The Enterprise, which is the tenth ship in the Royal Navy’s evolving fleet to bear the name was ordered in 2000 and built by the historic Appledore Shipbuilders, which today is working to relaunch after being acquired by Harland & Wolff. Named by Lady Sally Forbes, the vessel was commissioned in 2003 to carry out hydrographic and oceanographic operations across the world besides ensuring safe navigation on and under the water and acted as a floating base for mine countermeasure activities.
Over two decades, its missions took the vessel to the four corners of the globe from Japan and the Pacific Rim, the heat of the Gulf and Middle East, the icy waters of Norway and the High North, the Falklands, the Mediterranean, and European waters far beyond its regular hydrographic duties.
Ensign is lowered for the last time
Though not designed for humanitarian missions, the ship was among the early responders that helped victims of the port of Beirut explosion in August 2020. Following the explosion that devastated Lebanon’s capital city, Enterprise spent weeks supplying essential commodities to the victims.
In 2014, the ship was involved in another humanitarian mission in Libya where it evacuated civilians caught amid civil unrest. The ship has also spent extensive periods supporting the international operation to rescue migrants in the deadly waters of the Mediterranean. These rescue missions earned the ship the military’s highest peace prize, the Firmin Sword.
Apart from humanitarian missions, the ship has over the past five years been involved in a diverse span of activities ranging from detecting mines in the Arabian Gulf to saving lives and disrupting the work of human traffickers as part of a European task group Operation Sophia.
At the decommissioning ceremony attended by Lady Sally Forbes alongside Admiral Sir Ian Forbes, Enterprise Commanding Officer Commander Malcolm McCallum said the ship has been of great service to the Royal Navy over its 20 years of operation. “Throughout her service over the last two decades, she has continually punched above her weight, delivering real operational effect and representing the nation throughout the world. Her influence has been truly global,” he said.

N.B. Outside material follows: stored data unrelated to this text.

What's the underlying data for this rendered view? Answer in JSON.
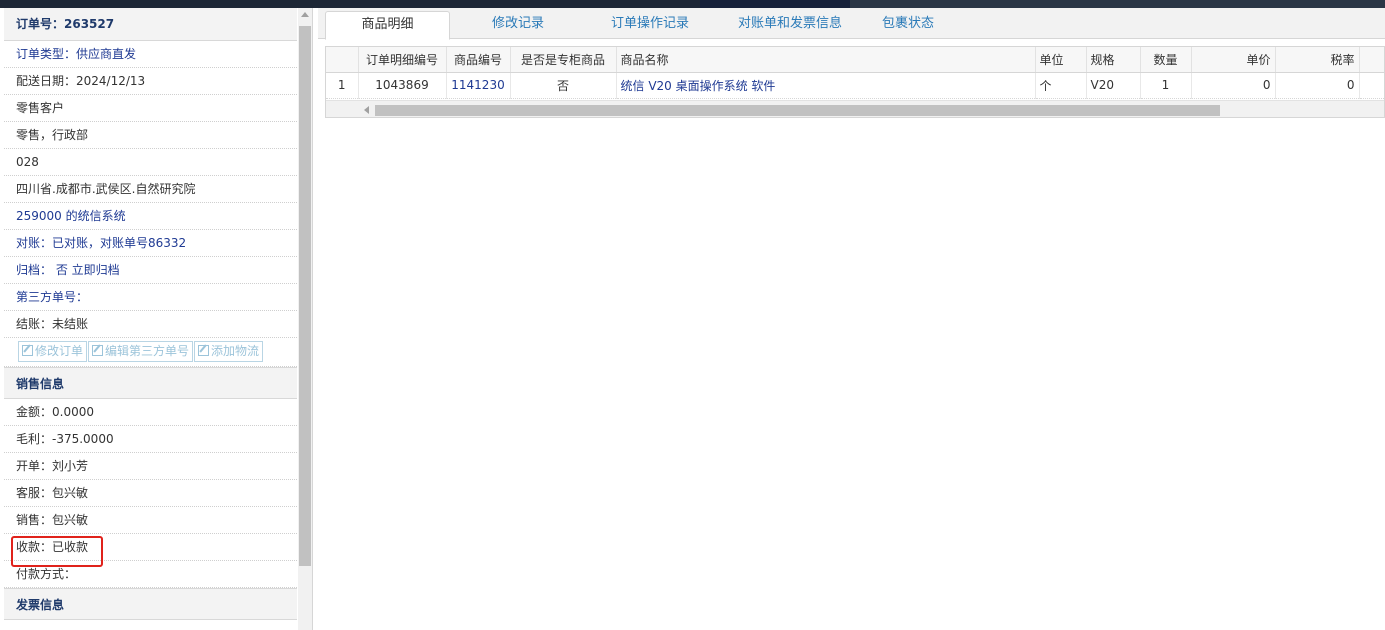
{
  "colors": {
    "accent": "#2a7ab8",
    "link": "#1f3a93",
    "highlight": "#e0221b"
  },
  "order": {
    "header": "订单号：263527",
    "rows": [
      {
        "text": "订单类型：供应商直发",
        "blue": true
      },
      {
        "text": "配送日期：2024/12/13",
        "blue": false
      },
      {
        "text": "零售客户",
        "blue": false
      },
      {
        "text": "零售，行政部",
        "blue": false
      },
      {
        "text": "028",
        "blue": false
      },
      {
        "text": "四川省.成都市.武侯区.自然研究院",
        "blue": false
      },
      {
        "text": "259000 的统信系统",
        "blue": true
      },
      {
        "text": "对账：已对账，对账单号86332",
        "blue": true
      },
      {
        "text": "归档： 否 立即归档",
        "blue": true
      },
      {
        "text": "第三方单号：",
        "blue": true
      },
      {
        "text": "结账：未结账",
        "blue": false
      }
    ],
    "buttons": [
      "修改订单",
      "编辑第三方单号",
      "添加物流"
    ]
  },
  "sales": {
    "title": "销售信息",
    "rows": [
      "金额：0.0000",
      "毛利：-375.0000",
      "开单：刘小芳",
      "客服：包兴敏",
      "销售：包兴敏",
      "收款：已收款",
      "付款方式："
    ]
  },
  "invoice": {
    "title": "发票信息"
  },
  "tabs": [
    "商品明细",
    "修改记录",
    "订单操作记录",
    "对账单和发票信息",
    "包裹状态"
  ],
  "table": {
    "columns": [
      "",
      "订单明细编号",
      "商品编号",
      "是否是专柜商品",
      "商品名称",
      "单位",
      "规格",
      "数量",
      "单价",
      "税率"
    ],
    "rows": [
      [
        "1",
        "1043869",
        "1141230",
        "否",
        "统信 V20 桌面操作系统 软件",
        "个",
        "V20",
        "1",
        "0",
        "0"
      ]
    ]
  }
}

The Enterprise was often at home in its key mandates of mapping and surveying the ocean floor. Over the years, the ship has surveyed hundreds of thousands of square miles of ocean floor and in 2022 earned the rare distinction of venturing closer to the North Pole than any other Royal Navy vessel, sailing within 1,000 miles of the top of the world.
Crew of HMS Enterprise during decommissioning ceremony
The ship, which was manned by a 50-strong crew who are experts in examining and mapping the seafloor, has also been into the Arctic to update charts and scientific understanding of waters increasingly patrolled by Royal Navy warships to maintain freedom of navigation of the High North.
Following the decommissioning of the Enterprise and her sister vessel Echo which was decommissioned in June 2022, the Royal Navy is set to change tactics in ocean surveying. Through the Future Military Data Gathering Program being introduced over the next 18 months, the Navy intends to deploy drones and autonomous systems on other vessels – including commercial ships – to gather the relevant information.